The package is intended to provide what you really need from a database
for most applications,
without the other stuff (among other goals).

General Technical Notes:
The xsdb package is implemented in Python, and the server mode requires
stackless python.
An xsdb database (not in server mode) will run using standard C Python
or Java Python (Jython).

Please have a look and give it a try. Thanks very much!

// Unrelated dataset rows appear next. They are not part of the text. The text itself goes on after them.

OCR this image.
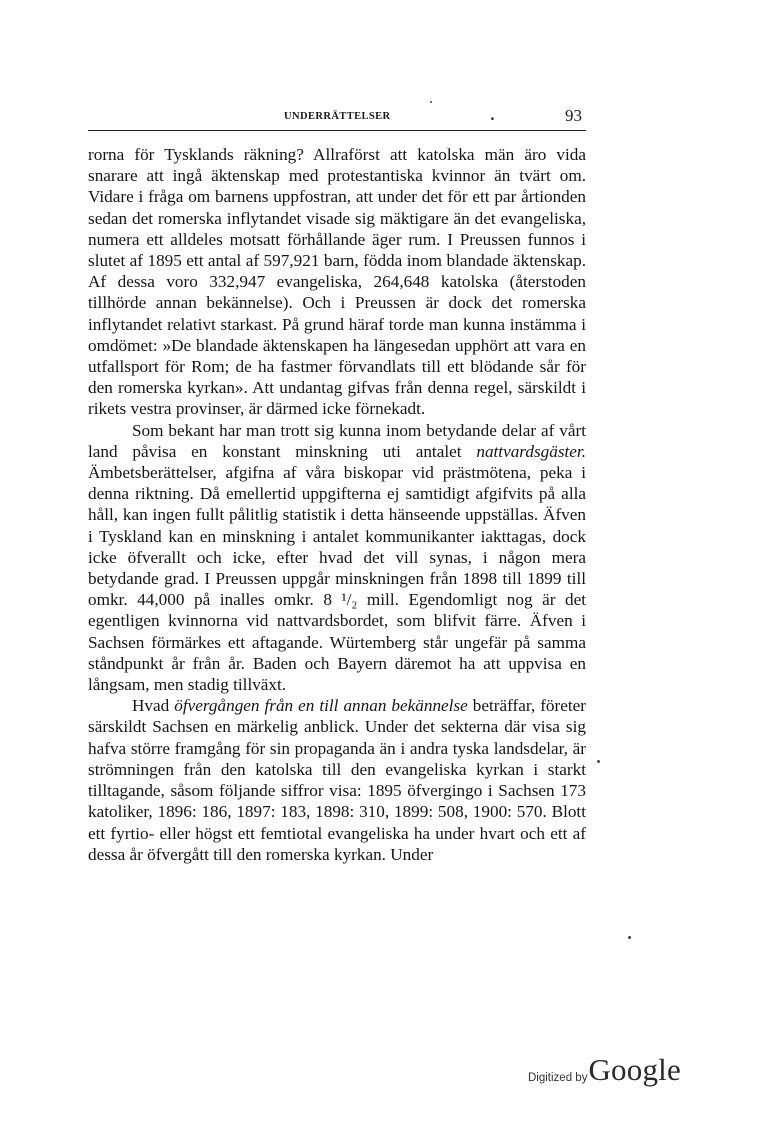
UNDERRÄTTELSER	.	93

rorna för Tysklands räkning? Allraförst att katolska män äro vida snarare att ingå äktenskap med protestantiska kvinnor än tvärt om. Vidare i fråga om barnens uppfostran, att under det för ett par årtionden sedan det romerska inflytandet visade sig mäktigare än det evangeliska, numera ett alldeles motsatt förhållande äger rum. I Preussen funnos i slutet af 1895 ett antal af 597,921 barn, födda inom blandade äktenskap. Af dessa voro 332,947 evangeliska, 264,648 katolska (återstoden tillhörde annan bekännelse). Och i Preussen är dock det romerska inflytandet relativt starkast. På grund häraf torde man kunna instämma i omdömet: »De blandade äktenskapen ha längesedan upphört att vara en utfallsport för Rom; de ha fastmer förvandlats till ett blödande sår för den romerska kyrkan». Att undantag gifvas från denna regel, särskildt i rikets vestra provinser, är därmed icke förnekadt.

Som bekant har man trott sig kunna inom betydande delar af vårt land påvisa en konstant minskning uti antalet nattvardsgäster. Ämbetsberättelser, afgifna af våra biskopar vid prästmötena, peka i denna riktning. Då emellertid uppgifterna ej samtidigt afgifvits på alla håll, kan ingen fullt pålitlig statistik i detta hänseende uppställas. Äfven i Tyskland kan en minskning i antalet kommunikanter iakttagas, dock icke öfverallt och icke, efter hvad det vill synas, i någon mera betydande grad. I Preussen uppgår minskningen från 1898 till 1899 till omkr. 44,000 på inalles omkr. 8 ¹/₂ mill. Egendomligt nog är det egentligen kvinnorna vid nattvardsbordet, som blifvit färre. Äfven i Sachsen förmärkes ett aftagande. Würtemberg står ungefär på samma ståndpunkt år från år. Baden och Bayern däremot ha att uppvisa en långsam, men stadig tillväxt.

Hvad öfvergången från en till annan bekännelse beträffar, företer särskildt Sachsen en märkelig anblick. Under det sekterna där visa sig hafva större framgång för sin propaganda än i andra tyska landsdelar, är strömningen från den katolska till den evangeliska kyrkan i starkt tilltagande, såsom följande siffror visa: 1895 öfvergingo i Sachsen 173 katoliker, 1896: 186, 1897: 183, 1898: 310, 1899: 508, 1900: 570. Blott ett fyrtio- eller högst ett femtiotal evangeliska ha under hvart och ett af dessa år öfvergått till den romerska kyrkan. Under

Digitized by Google
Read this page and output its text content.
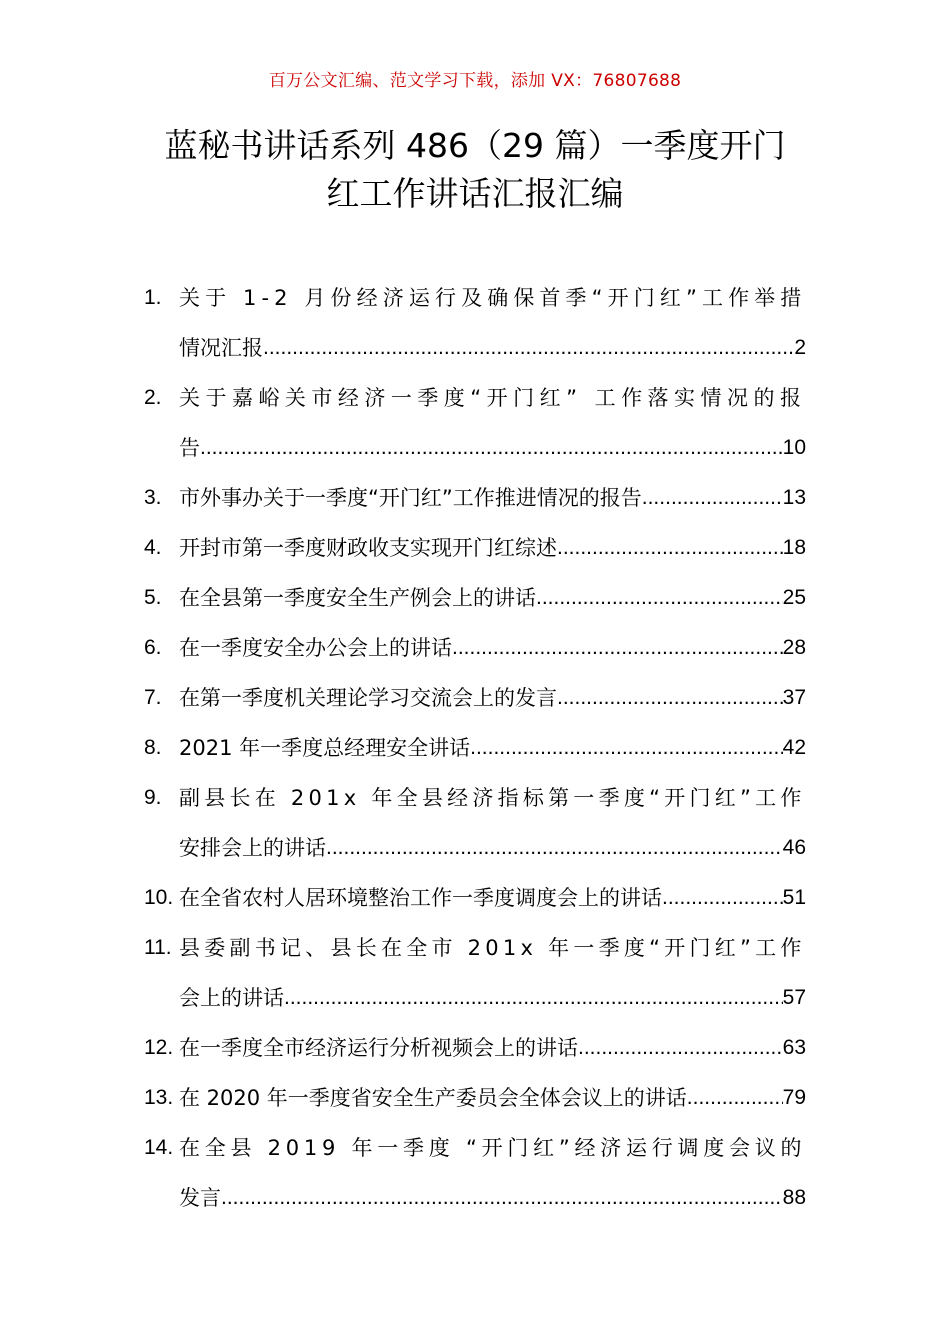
百万公文汇编、范文学习下载，添加 VX：76807688
蓝秘书讲话系列 486（29 篇）一季度开门
红工作讲话汇报汇编
1. 关于 1-2 月份经济运行及确保首季“开门红”工作举措
情况汇报 .....	2
2. 关于嘉峪关市经济一季度“开门红” 工作落实情况的报
告 .....	10
3. 市外事办关于一季度“开门红”工作推进情况的报告 .....	13
4. 开封市第一季度财政收支实现开门红综述 .....	18
5. 在全县第一季度安全生产例会上的讲话 .....	25
6. 在一季度安全办公会上的讲话 .....	28
7. 在第一季度机关理论学习交流会上的发言 .....	37
8. 2021 年一季度总经理安全讲话 .....	42
9. 副县长在 201x 年全县经济指标第一季度“开门红”工作
安排会上的讲话 .....	46
10. 在全省农村人居环境整治工作一季度调度会上的讲话 .....	51
11. 县委副书记、县长在全市 201x 年一季度“开门红”工作
会上的讲话 .....	57
12. 在一季度全市经济运行分析视频会上的讲话 .....	63
13. 在 2020 年一季度省安全生产委员会全体会议上的讲话 .....	79
14. 在全县 2019 年一季度 “开门红”经济运行调度会议的
发言 .....	88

-- Aaron Watters [attempt 2]

===
Even in a perfect world where everyone is equal
I'd still own the movie rights and be working on the sequel
-- Elvis Costello "Every day I write the book"

Paul Rubin

unread,

Dec 10, 2003, 7:19:53 AM12/10/03

to

Aaron Watters <aa...@reportlab.com> writes:
> The xsdb package is implemented in Python, and the server mode
> requires stackless python.

What is it doing with stackless?

Istvan Albert

unread,

Dec 10, 2003, 10:10:44 AM12/10/03

to

Aaron Watters wrote:

> General Technical Notes:

> The xsdb package is implemented in Python, and the server mode requires
> stackless python.

Why?

IMHO this sort of limitations severely reduce any
project's potential.

Istvan.

A.M. Kuchling

unread,

Dec 10, 2003, 12:05:13 PM12/10/03

to

On Wed, 10 Dec 2003 10:10:44 -0500,
Istvan Albert <ZZZ-ial...@mailblocks-ZZZ.com-ZZZ> wrote:
>> The xsdb package is implemented in Python, and the server mode requires
>> stackless python.
> Why?

Probably because Stackless made it easier to write the server without
having to wrestle an async socket library such as Medusa or Twisted.

> IMHO this sort of limitations severely reduce any
> project's potential.

Yeah, but it's his code, so he can do whatever he likes.

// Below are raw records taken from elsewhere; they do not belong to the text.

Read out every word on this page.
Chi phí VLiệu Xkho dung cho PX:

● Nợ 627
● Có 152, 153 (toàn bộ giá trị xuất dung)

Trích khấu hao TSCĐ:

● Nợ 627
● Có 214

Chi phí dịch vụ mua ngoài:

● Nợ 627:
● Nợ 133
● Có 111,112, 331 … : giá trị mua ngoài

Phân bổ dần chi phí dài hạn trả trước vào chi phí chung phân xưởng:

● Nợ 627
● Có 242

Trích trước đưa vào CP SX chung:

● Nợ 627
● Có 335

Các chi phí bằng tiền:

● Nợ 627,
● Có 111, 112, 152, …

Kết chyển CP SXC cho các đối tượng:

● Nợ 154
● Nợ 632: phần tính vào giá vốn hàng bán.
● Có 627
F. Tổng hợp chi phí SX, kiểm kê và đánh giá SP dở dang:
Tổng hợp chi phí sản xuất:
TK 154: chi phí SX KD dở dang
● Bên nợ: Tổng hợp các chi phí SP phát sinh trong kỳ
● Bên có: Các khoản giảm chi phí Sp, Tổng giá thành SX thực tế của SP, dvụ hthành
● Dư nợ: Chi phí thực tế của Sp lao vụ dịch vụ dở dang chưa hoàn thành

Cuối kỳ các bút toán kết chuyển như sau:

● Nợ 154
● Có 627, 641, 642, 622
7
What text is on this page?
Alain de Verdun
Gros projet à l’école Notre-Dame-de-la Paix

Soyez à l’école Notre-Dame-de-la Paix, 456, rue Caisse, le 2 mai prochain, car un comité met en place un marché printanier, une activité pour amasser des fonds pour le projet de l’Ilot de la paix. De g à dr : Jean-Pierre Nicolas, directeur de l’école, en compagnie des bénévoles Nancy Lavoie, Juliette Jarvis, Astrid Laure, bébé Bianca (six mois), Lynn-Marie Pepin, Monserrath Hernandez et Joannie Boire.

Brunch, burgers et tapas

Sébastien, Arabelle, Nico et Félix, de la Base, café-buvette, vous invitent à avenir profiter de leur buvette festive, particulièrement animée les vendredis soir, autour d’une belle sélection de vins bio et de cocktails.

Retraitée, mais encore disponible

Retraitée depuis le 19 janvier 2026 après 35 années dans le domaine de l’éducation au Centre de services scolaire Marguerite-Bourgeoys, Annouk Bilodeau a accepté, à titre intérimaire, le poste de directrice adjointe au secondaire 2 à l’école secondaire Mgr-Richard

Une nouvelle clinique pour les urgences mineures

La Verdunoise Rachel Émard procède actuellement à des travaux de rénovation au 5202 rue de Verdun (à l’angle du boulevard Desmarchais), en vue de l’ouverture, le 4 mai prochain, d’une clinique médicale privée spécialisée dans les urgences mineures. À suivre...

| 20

Sheesh, Aaron announces a database system that looks really spiffy from the
examples, like ZODB without the pain of ExtensionClass, and the first two
responses are griping about one aspect of it. Sometimes folks don't know
when they're well-off. (Now if only he'd released it before I wrote the
PyCon proposal tracker using PostgreSQL...)

--amk

Istvan Albert

unread,

Dec 10, 2003, 1:26:14 PM12/10/03

to

A.M. Kuchling wrote:

> Sheesh, Aaron announces a database system that looks really spiffy from the
> examples, like ZODB without the pain of ExtensionClass, and the first two
> responses are griping about one aspect of it

But that is not just one aspect of it, it is a matter of the
most fundamental usability question, will it work on my system?

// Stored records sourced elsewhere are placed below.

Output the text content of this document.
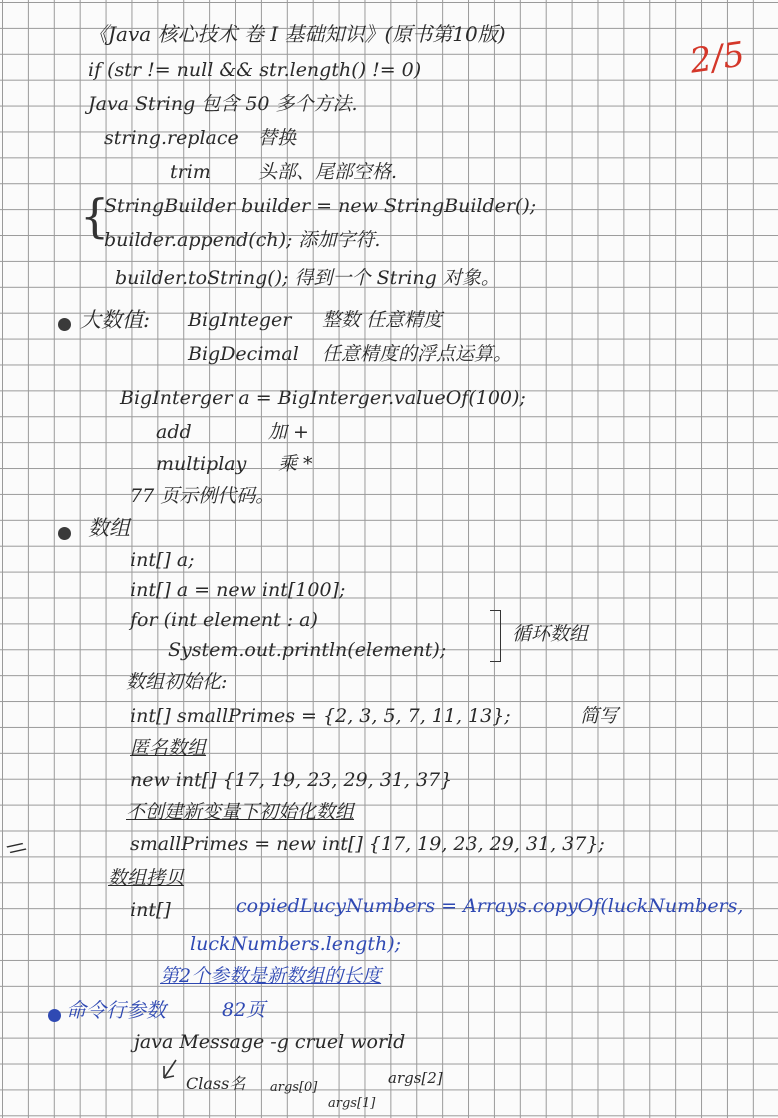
2/5
《Java 核心技术 卷 I 基础知识》(原书第10版)
if (str != null && str.length() != 0)
Java String 包含 50 多个方法.
string.replace 替换
trim 头部、尾部空格.
{
StringBuilder builder = new StringBuilder();
builder.append(ch); 添加字符.
builder.toString(); 得到一个 String 对象。
大数值: BigInteger 整数 任意精度
BigDecimal 任意精度的浮点运算。
BigInterger a = BigInterger.valueOf(100);
add	加 +
multiplay 乘 *
77 页示例代码。
数组
int[] a;
int[] a = new int[100];
for (int element : a)
System.out.println(element);
循环数组
数组初始化:
int[] smallPrimes = {2, 3, 5, 7, 11, 13};	简写
匿名数组
new int[] {17, 19, 23, 29, 31, 37}
不创建新变量下初始化数组
smallPrimes = new int[] {17, 19, 23, 29, 31, 37};
//
数组拷贝
int[]	copiedLucyNumbers = Arrays.copyOf(luckNumbers,
luckNumbers.length);
第2个参数是新数组的长度
命令行参数	82页
java Message -g cruel world
Class名 args[0]
args[1]
args[2]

The answer is no, I have to install another version of python
to use it.

> Probably because Stackless made it easier to write the server without
> having to wrestle an async socket library such as Medusa or Twisted.

The question that needs to be answered is whether it would
be worth to wrestle with those rather than locking out
the vast majority of the potential users.

I have a lot of respect and admiration for everyone who
undertakes a project of this magnitude and complexity,
on the other hand I think that tying the project to a
python implementation that most of us have no compelling reason
to use will severely affect its overall impact. And it would
be a shame.

Istvan.

Skip Montanaro

unread,

Dec 10, 2003, 1:58:00 PM12/10/03

to Istvan Albert, pytho...@python.org

>> Probably because Stackless made it easier to write the server without
>> having to wrestle an async socket library such as Medusa or Twisted.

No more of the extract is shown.